Significance testing. (skip 10.5, 10.6)
We learned who to identify the hypotheses $H_0$ and $H_A$.
We learned how to calculate a $p$-value. (pg. 423)
We learned how to do a significance test. (pg. 424) (How different is this than a decision test?)
We learned to compute $p$-values for
one sample $z$ tests
one sample $t$ tests
Tests as decision rules. skip 11.2, 11.6, 11.7, 11.9
we defined a rejection regionr or crtical region
We defined type-I errors and type-II errors, we defined the significance level of a test
$$P(reject H_0 | H_0).$$
we skipped 11.3 and 4 for the most part
In 11.5 we talked about “powerful” tests. In its simplest case, power means that for a fixed type-I error, the type-II error is as small as possible.
We talked briefly about the likelihood ratio tests. The statistic
$$\Lambda = \frac{\sup_{H_0}L(\theta)}{\sup_{H_0 \cup H_A}L(\theta)}$$
is the likelihood ratio for obivious reasons as it is a ratio of likelihoods. By looking at it, you see that small values are consistent with the null hypothesis being invalid. Rejection regions then take on the form $\Lambda < K$.
The value of this statistic is not that it is the most powerful (although it is in the simplest cases) but that it provides a uniform means to assess problems.
Two sample tests skip 12.5-12.8
The notion of treatment effects was discussed. This was summarized by me in the model
$$X_i = \mu + \tau_i + \epsilon_{ij}, 1 \leq j \leq n_i$$
The $\tau_i$ being the effects due to treatment on average, and the $\epsilon_{ij}$ being the mean 0 errors. The null hypothesis we tested was that each $\tau_i=0$, or the have the same means.
The two sample z-test is the topic of section 12.2. For large $n$ we can assume the central limit theorem applies and the statistic employed has a normal(0,1) distribution.
in 12.3 populations are compared. This is similar to 12.2, only the formulas simplify under the null hypothesis. (In fact, you don’t need to use an $S$ for the standard deviation, but $\sqrt{p(1-p)}$ )

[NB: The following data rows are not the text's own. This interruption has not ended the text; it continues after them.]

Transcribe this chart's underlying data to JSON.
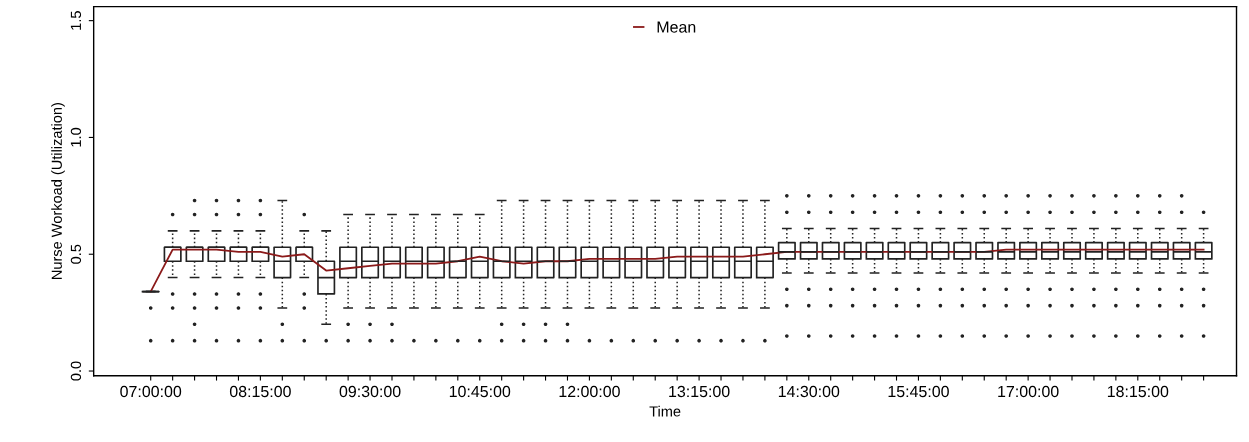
{
  "chart_data": {
    "type": "box",
    "xlabel": "Time",
    "ylabel": "Nurse Workoad (Utilization)",
    "categories": [
      "07:00:00",
      null,
      null,
      null,
      null,
      "08:15:00",
      null,
      null,
      null,
      null,
      "09:30:00",
      null,
      null,
      null,
      null,
      "10:45:00",
      null,
      null,
      null,
      null,
      "12:00:00",
      null,
      null,
      null,
      null,
      "13:15:00",
      null,
      null,
      null,
      null,
      "14:30:00",
      null,
      null,
      null,
      null,
      "15:45:00",
      null,
      null,
      null,
      null,
      "17:00:00",
      null,
      null,
      null,
      null,
      "18:15:00",
      null,
      null,
      null
    ],
    "ylim": [
      -0.02,
      1.56
    ],
    "yticks": [
      {
        "value": 0,
        "label": "0.0"
      },
      0.5,
      {
        "value": 1,
        "label": "1.0"
      },
      1.5
    ],
    "grid": false,
    "legend": "top",
    "boxes": [
      {
        "low": 0.34,
        "q1": 0.34,
        "median": 0.34,
        "q3": 0.34,
        "high": 0.34,
        "outliers": [
          0.27,
          0.13
        ]
      },
      {
        "low": 0.4,
        "q1": 0.47,
        "median": 0.53,
        "q3": 0.53,
        "high": 0.6,
        "outliers": [
          0.67,
          0.33,
          0.27,
          0.13
        ]
      },
      {
        "low": 0.4,
        "q1": 0.47,
        "median": 0.53,
        "q3": 0.53,
        "high": 0.6,
        "outliers": [
          0.73,
          0.67,
          0.33,
          0.27,
          0.2,
          0.13
        ]
      },
      {
        "low": 0.4,
        "q1": 0.47,
        "median": 0.53,
        "q3": 0.53,
        "high": 0.6,
        "outliers": [
          0.73,
          0.67,
          0.33,
          0.27,
          0.13
        ]
      },
      {
        "low": 0.4,
        "q1": 0.47,
        "median": 0.53,
        "q3": 0.53,
        "high": 0.6,
        "outliers": [
          0.73,
          0.67,
          0.33,
          0.27,
          0.13
        ]
      },
      {
        "low": 0.4,
        "q1": 0.47,
        "median": 0.53,
        "q3": 0.53,
        "high": 0.6,
        "outliers": [
          0.73,
          0.67,
          0.33,
          0.27,
          0.13
        ]
      },
      {
        "low": 0.27,
        "q1": 0.4,
        "median": 0.47,
        "q3": 0.53,
        "high": 0.73,
        "outliers": [
          0.2,
          0.13
        ]
      },
      {
        "low": 0.4,
        "q1": 0.47,
        "median": 0.53,
        "q3": 0.53,
        "high": 0.6,
        "outliers": [
          0.67,
          0.33,
          0.27,
          0.13
        ]
      },
      {
        "low": 0.2,
        "q1": 0.33,
        "median": 0.4,
        "q3": 0.47,
        "high": 0.6,
        "outliers": [
          0.13
        ]
      },
      {
        "low": 0.27,
        "q1": 0.4,
        "median": 0.47,
        "q3": 0.53,
        "high": 0.67,
        "outliers": [
          0.2,
          0.13
        ]
      },
      {
        "low": 0.27,
        "q1": 0.4,
        "median": 0.47,
        "q3": 0.53,
        "high": 0.67,
        "outliers": [
          0.2,
          0.13
        ]
      },
      {
        "low": 0.27,
        "q1": 0.4,
        "median": 0.47,
        "q3": 0.53,
        "high": 0.67,
        "outliers": [
          0.2,
          0.13
        ]
      },
      {
        "low": 0.27,
        "q1": 0.4,
        "median": 0.47,
        "q3": 0.53,
        "high": 0.67,
        "outliers": [
          0.13
        ]
      },
      {
        "low": 0.27,
        "q1": 0.4,
        "median": 0.47,
        "q3": 0.53,
        "high": 0.67,
        "outliers": [
          0.13
        ]
      },
      {
        "low": 0.27,
        "q1": 0.4,
        "median": 0.47,
        "q3": 0.53,
        "high": 0.67,
        "outliers": [
          0.13
        ]
      },
      {
        "low": 0.27,
        "q1": 0.4,
        "median": 0.47,
        "q3": 0.53,
        "high": 0.67,
        "outliers": [
          0.13
        ]
      },
      {
        "low": 0.27,
        "q1": 0.4,
        "median": 0.47,
        "q3": 0.53,
        "high": 0.73,
        "outliers": [
          0.2,
          0.13
        ]
      },
      {
        "low": 0.27,
        "q1": 0.4,
        "median": 0.47,
        "q3": 0.53,
        "high": 0.73,
        "outliers": [
          0.2,
          0.13
        ]
      },
      {
        "low": 0.27,
        "q1": 0.4,
        "median": 0.47,
        "q3": 0.53,
        "high": 0.73,
        "outliers": [
          0.2,
          0.13
        ]
      },
      {
        "low": 0.27,
        "q1": 0.4,
        "median": 0.47,
        "q3": 0.53,
        "high": 0.73,
        "outliers": [
          0.2,
          0.13
        ]
      },
      {
        "low": 0.27,
        "q1": 0.4,
        "median": 0.47,
        "q3": 0.53,
        "high": 0.73,
        "outliers": [
          0.13
        ]
      },
      {
        "low": 0.27,
        "q1": 0.4,
        "median": 0.47,
        "q3": 0.53,
        "high": 0.73,
        "outliers": [
          0.13
        ]
      },
      {
        "low": 0.27,
        "q1": 0.4,
        "median": 0.47,
        "q3": 0.53,
        "high": 0.73,
        "outliers": [
          0.13
        ]
      },
      {
        "low": 0.27,
        "q1": 0.4,
        "median": 0.47,
        "q3": 0.53,
        "high": 0.73,
        "outliers": [
          0.13
        ]
      },
      {
        "low": 0.27,
        "q1": 0.4,
        "median": 0.47,
        "q3": 0.53,
        "high": 0.73,
        "outliers": [
          0.13
        ]
      },
      {
        "low": 0.27,
        "q1": 0.4,
        "median": 0.47,
        "q3": 0.53,
        "high": 0.73,
        "outliers": [
          0.13
        ]
      },
      {
        "low": 0.27,
        "q1": 0.4,
        "median": 0.47,
        "q3": 0.53,
        "high": 0.73,
        "outliers": [
          0.13
        ]
      },
      {
        "low": 0.27,
        "q1": 0.4,
        "median": 0.47,
        "q3": 0.53,
        "high": 0.73,
        "outliers": [
          0.13
        ]
      },
      {
        "low": 0.27,
        "q1": 0.4,
        "median": 0.47,
        "q3": 0.53,
        "high": 0.73,
        "outliers": [
          0.13
        ]
      },
      {
        "low": 0.42,
        "q1": 0.48,
        "median": 0.51,
        "q3": 0.55,
        "high": 0.61,
        "outliers": [
          0.75,
          0.68,
          0.35,
          0.28,
          0.15
        ]
      },
      {
        "low": 0.42,
        "q1": 0.48,
        "median": 0.51,
        "q3": 0.55,
        "high": 0.61,
        "outliers": [
          0.75,
          0.68,
          0.35,
          0.28,
          0.15
        ]
      },
      {
        "low": 0.42,
        "q1": 0.48,
        "median": 0.51,
        "q3": 0.55,
        "high": 0.61,
        "outliers": [
          0.75,
          0.68,
          0.35,
          0.28,
          0.15
        ]
      },
      {
        "low": 0.42,
        "q1": 0.48,
        "median": 0.51,
        "q3": 0.55,
        "high": 0.61,
        "outliers": [
          0.75,
          0.68,
          0.35,
          0.28,
          0.15
        ]
      },
      {
        "low": 0.42,
        "q1": 0.48,
        "median": 0.51,
        "q3": 0.55,
        "high": 0.61,
        "outliers": [
          0.75,
          0.68,
          0.35,
          0.28,
          0.15
        ]
      },
      {
        "low": 0.42,
        "q1": 0.48,
        "median": 0.51,
        "q3": 0.55,
        "high": 0.61,
        "outliers": [
          0.75,
          0.68,
          0.35,
          0.28,
          0.15
        ]
      },
      {
        "low": 0.42,
        "q1": 0.48,
        "median": 0.51,
        "q3": 0.55,
        "high": 0.61,
        "outliers": [
          0.75,
          0.68,
          0.35,
          0.28,
          0.15
        ]
      },
      {
        "low": 0.42,
        "q1": 0.48,
        "median": 0.51,
        "q3": 0.55,
        "high": 0.61,
        "outliers": [
          0.75,
          0.68,
          0.35,
          0.28,
          0.15
        ]
      },
      {
        "low": 0.42,
        "q1": 0.48,
        "median": 0.51,
        "q3": 0.55,
        "high": 0.61,
        "outliers": [
          0.75,
          0.68,
          0.35,
          0.28,
          0.15
        ]
      },
      {
        "low": 0.42,
        "q1": 0.48,
        "median": 0.51,
        "q3": 0.55,
        "high": 0.61,
        "outliers": [
          0.75,
          0.68,
          0.35,
          0.28,
          0.15
        ]
      },
      {
        "low": 0.42,
        "q1": 0.48,
        "median": 0.51,
        "q3": 0.55,
        "high": 0.61,
        "outliers": [
          0.75,
          0.68,
          0.35,
          0.28,
          0.15
        ]
      },
      {
        "low": 0.42,
        "q1": 0.48,
        "median": 0.51,
        "q3": 0.55,
        "high": 0.61,
        "outliers": [
          0.75,
          0.68,
          0.35,
          0.28,
          0.15
        ]
      },
      {
        "low": 0.42,
        "q1": 0.48,
        "median": 0.51,
        "q3": 0.55,
        "high": 0.61,
        "outliers": [
          0.75,
          0.68,
          0.35,
          0.28,
          0.15
        ]
      },
      {
        "low": 0.42,
        "q1": 0.48,
        "median": 0.51,
        "q3": 0.55,
        "high": 0.61,
        "outliers": [
          0.75,
          0.68,
          0.35,
          0.28,
          0.15
        ]
      },
      {
        "low": 0.42,
        "q1": 0.48,
        "median": 0.51,
        "q3": 0.55,
        "high": 0.61,
        "outliers": [
          0.75,
          0.68,
          0.35,
          0.28,
          0.15
        ]
      },
      {
        "low": 0.42,
        "q1": 0.48,
        "median": 0.51,
        "q3": 0.55,
        "high": 0.61,
        "outliers": [
          0.75,
          0.68,
          0.35,
          0.28,
          0.15
        ]
      },
      {
        "low": 0.42,
        "q1": 0.48,
        "median": 0.51,
        "q3": 0.55,
        "high": 0.61,
        "outliers": [
          0.75,
          0.68,
          0.35,
          0.28,
          0.15
        ]
      },
      {
        "low": 0.42,
        "q1": 0.48,
        "median": 0.51,
        "q3": 0.55,
        "high": 0.61,
        "outliers": [
          0.75,
          0.68,
          0.35,
          0.28,
          0.15
        ]
      },
      {
        "low": 0.42,
        "q1": 0.48,
        "median": 0.51,
        "q3": 0.55,
        "high": 0.61,
        "outliers": [
          0.75,
          0.68,
          0.35,
          0.28,
          0.15
        ]
      },
      {
        "low": 0.42,
        "q1": 0.48,
        "median": 0.51,
        "q3": 0.55,
        "high": 0.61,
        "outliers": [
          0.68,
          0.35,
          0.28,
          0.15
        ]
      }
    ],
    "series": [
      {
        "name": "Mean",
        "type": "line",
        "color": "#8b1a1a",
        "values": [
          0.34,
          0.52,
          0.52,
          0.52,
          0.51,
          0.51,
          0.49,
          0.5,
          0.43,
          0.44,
          0.45,
          0.46,
          0.46,
          0.46,
          0.47,
          0.49,
          0.47,
          0.46,
          0.47,
          0.47,
          0.48,
          0.48,
          0.48,
          0.48,
          0.49,
          0.49,
          0.49,
          0.49,
          0.5,
          0.51,
          0.51,
          0.51,
          0.51,
          0.51,
          0.51,
          0.51,
          0.51,
          0.51,
          0.51,
          0.52,
          0.52,
          0.52,
          0.52,
          0.52,
          0.52,
          0.52,
          0.52,
          0.52,
          0.52
        ]
      }
    ]
  }
}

in 12.4 we did two sample $t$ tests.
Goodness of fit
Know how to do chi-squared test as illustrated in sections 13.1, 13.2 and 13.5. In each case the formula used is
$$\chi^2 = \sum \frac{(\text{Observed} - \text{Expected})^2}{\text{Expected}}$$
This statistic will have under the correct assumptions (large $n$) a chi-squared distribution with $ k - 1 - r$ degrees of freedom. Know how to figure out what $k$ and $r$ are.